Critics are urging the federal government to introduce new rules for online fundraising campaigns after a fundraiser for this weekend’s protest in Ottawa against vaccine mandates raised millions of dollars – in part from anonymous donors and people using fictitious names.
Greens’ parliamentary leader, Elizabeth May, said the GoFundMe fundraiser for the protest convoy raises concerns about whether such campaigns could be used by large corporations or foreign state actors to circumvent Canada’s political funding rules.
“If this is not worrying, it certainly reveals one possibility that is very worrying, which is that you can not be a political organization, not registered with Elections Canada, but find the right kind of dog whistle and do a GoFundMe campaign.” she said.
May said she has seen GoFundMe campaigns raise money for worthy causes, but Canada’s laws have not kept pace with technological advances.
“The regulation of the online world is something (where) we are constantly playing catch-up, and this reveals an area that we should look at,” she said.
May said online fundraising campaigns should be required to register with Industry Canada to protect consumers. She said the names of donors should be available to officials even if they are not published on the website.
Follow the money: May
May said a consumer protection authority could investigate whether donations collected online go to their intended purpose.
“You want someone who confirms that the story is true and that it does not just take all the money from well-meaning and generous people and go on a cruise around the world,” she said.
The GoFundMe protest convoy campaign has raised more than $ 7.4 million since January 14 from more than 94,000 donors.
An analysis by CBC News of donations made since Monday showed that while thousands of donations were made by average Canadians or Canadian companies, more than a third of the donations were anonymous or made under aliases – names of other people or invented titles like “Justin Trudeau’s Conscience “or” Dump Trudeau. “
A number of other donations appear to have come from abroad. In the comments section of the donation page, some donors said they were sending support from foreign countries, including the US, UK, Australia and Poland.
GoFundMe says it is a violation of its terms of service for a donor to give their identity incorrectly. The company has not yet responded to questions from CBC News about what it has done about the fake names used to donate to the convoy’s fundraiser.
A fundraiser organizer has not yet responded to requests from CBC News for an interview.
Earlier this week, NDP MP Charlie Angus said people donating to a political protest calling for a halt to COVID-19 measures should not be allowed to hide behind anonymity.
Jean-Sébastien Comeau is the spokesman for Infrastructure Minister Dominic LeBlanc, whose responsibilities include electoral reform and political funding rules. He said the convoy on its way to Ottawa does not speak for the Canadians or the trucking industry.
“Canadians should exercise caution before donating to a cause, political or otherwise, to make sure the funds will serve the intended purpose,” he said. “Peaceful protest is an essential part of our democracy, but there is no room for malicious or violent rhetoric.”
Comeau declined to answer when asked if new rules should be introduced for anonymous contributions to online fundraisers for political purposes.
The Conservative Party declined to comment.
Duff Conacher, co-founder of Democracy Watch, said anonymous donations to political causes are worrying.
“Anonymous donations to citizen groups are a problem because they can come from a company, a large company or another organization, and that makes the citizen group a front for that company or other organization,” he said. “Voters have the right to know if a company or other organization is actually bankrolling a group that claims to be citizen-supported.”

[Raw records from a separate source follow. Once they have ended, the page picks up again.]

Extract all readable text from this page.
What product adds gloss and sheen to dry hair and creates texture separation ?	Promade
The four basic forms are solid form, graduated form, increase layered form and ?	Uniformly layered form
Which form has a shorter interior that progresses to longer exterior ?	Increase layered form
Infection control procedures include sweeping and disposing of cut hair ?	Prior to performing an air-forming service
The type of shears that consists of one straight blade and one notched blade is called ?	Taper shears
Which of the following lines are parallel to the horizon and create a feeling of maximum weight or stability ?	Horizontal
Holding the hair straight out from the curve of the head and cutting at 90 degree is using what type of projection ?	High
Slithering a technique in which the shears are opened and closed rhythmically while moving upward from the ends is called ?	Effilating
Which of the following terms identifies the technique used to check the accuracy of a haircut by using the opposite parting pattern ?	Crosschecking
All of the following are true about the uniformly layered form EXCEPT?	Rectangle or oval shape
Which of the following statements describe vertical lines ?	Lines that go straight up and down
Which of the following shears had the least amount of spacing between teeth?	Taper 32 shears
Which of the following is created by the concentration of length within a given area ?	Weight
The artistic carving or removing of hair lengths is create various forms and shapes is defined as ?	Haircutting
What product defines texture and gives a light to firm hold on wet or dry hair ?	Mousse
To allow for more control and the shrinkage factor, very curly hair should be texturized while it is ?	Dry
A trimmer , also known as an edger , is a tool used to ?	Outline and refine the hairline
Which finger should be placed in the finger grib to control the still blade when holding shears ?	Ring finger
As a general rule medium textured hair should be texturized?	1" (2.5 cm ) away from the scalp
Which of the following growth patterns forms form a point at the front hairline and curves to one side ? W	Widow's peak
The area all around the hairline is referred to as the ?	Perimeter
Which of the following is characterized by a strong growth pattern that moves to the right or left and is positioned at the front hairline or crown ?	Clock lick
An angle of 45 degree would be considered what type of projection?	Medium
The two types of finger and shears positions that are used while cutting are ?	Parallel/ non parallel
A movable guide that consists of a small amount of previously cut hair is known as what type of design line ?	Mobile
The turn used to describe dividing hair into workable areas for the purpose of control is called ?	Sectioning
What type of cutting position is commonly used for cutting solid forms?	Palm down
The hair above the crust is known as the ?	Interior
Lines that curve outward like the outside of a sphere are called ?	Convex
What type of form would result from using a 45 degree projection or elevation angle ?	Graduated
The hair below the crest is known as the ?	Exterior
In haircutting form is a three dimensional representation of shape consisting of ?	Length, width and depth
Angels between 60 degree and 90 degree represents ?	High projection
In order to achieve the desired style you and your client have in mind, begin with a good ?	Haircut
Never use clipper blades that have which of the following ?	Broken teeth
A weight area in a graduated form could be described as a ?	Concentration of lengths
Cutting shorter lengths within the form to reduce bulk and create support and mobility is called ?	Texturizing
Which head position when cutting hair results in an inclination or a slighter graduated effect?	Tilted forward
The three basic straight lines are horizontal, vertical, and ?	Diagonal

Conacher said the GoFundMe campaigns for political campaigns should be registered under the Lobbying Act and the source of the money should be disclosed in the lobbyist register. He said he would also like to see the election law reviewed and the issue investigated by the House of Commons’ ethics committee.
“We need to know who is funding any lobbying effort or any kind of advocacy, whether it is for a protest or traditional lobbying,” he said.